Depois o estímulo percorre fibras nervosas até o cérebro, que recebe, arquiva, filtra a mensagem e elabora uma resposta: uma frase, um movimento, uma reação. Por isso, é importantíssimo que todas as estruturas do ouvido estejam íntegras.” Para ajudar as mamães a ficarem mais atentas, confira a entrevista completa com a profissional:

Como sabemos se a criança ouve bem?

Em todas as idades existem testes adequados frente ao que a criança consegue responder. Com as Emissões Otoacústicas (teste da orelhinha) se faz a triagem auditiva logo no berçário. Conforme a criança cresce, aumenta a consistência das respostas e o diagnóstico fica mais preciso. A audiometria infantil, tonal e vocal, e a imitanciometria definem objetivamente se a criança está escutando bem ou não; se o problema é secreção nos ouvidos ou se o nervo está comprometido. Algumas crianças podem precisar de exames mais complexos.

Quais os principais problemas da criança que não escuta?
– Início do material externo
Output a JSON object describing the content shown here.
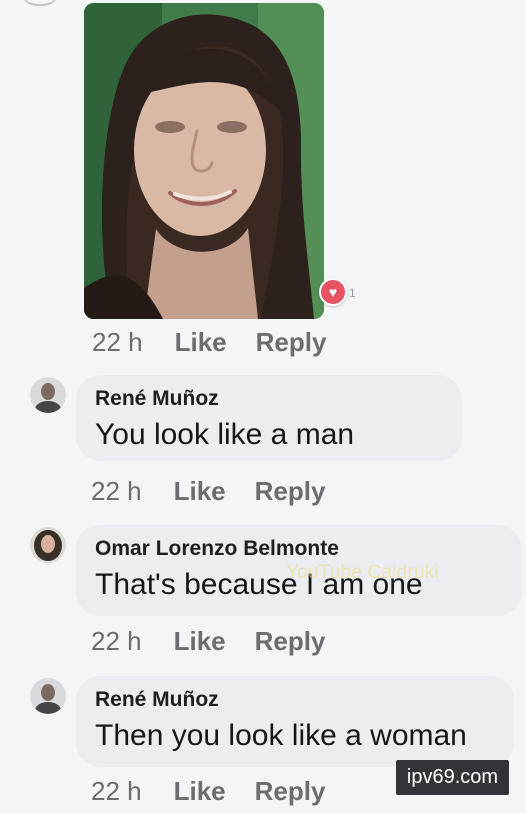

Ela pode apresentar distúrbios de linguagem e aprendizado. Não conseguindo se comunicar, podem surgir também problemas de comportamento, humor e socialização. A capacidade de aprender fica comprometida porque a informação “não chega” ao cérebro, na época em que a criança mais tem facilidade para isso. Nos países desenvolvidos e nas escolas mais criteriosas, a avaliação da audição é pré-requisito obrigatório antes da alfabetização.

Algumas crianças se comportam como quem não escuta, têm dificuldade para aprender, mas têm os ouvidos e a avaliação auditiva normais. O que pode estar acontecendo?

Isso significa que o problema está em outra área do cérebro, gerando distorção do som ou desentendimento, resultando em mensagens confusas. As Desordens do Processamento Auditivo Central (DPAC) podem ocorrer isoladamente ou acompanhando outros problemas, tais como os transtornos de linguagem, de atenção e hiperatividade, dislexia, doenças do espectro autista, dentre outras. Pela possível associação, é muito importante e necessário um diagnóstico bem criterioso por meio do teste do Processamento Auditivo Central.

Frequentar muito a piscina também pode provocar perda da audição?

Água em excesso pode levar à perda de audição temporária, por cerúmen nos ouvidos, mas também a coceira e descamação. Com a remoção da cera e curativos, isso se resolve rapidamente. Algumas crianças passam a ter muitas otites quando fazem natação, e neste caso indica-se a proteção dos ouvidos com tampões moldados individualmente de acrílico siliconado.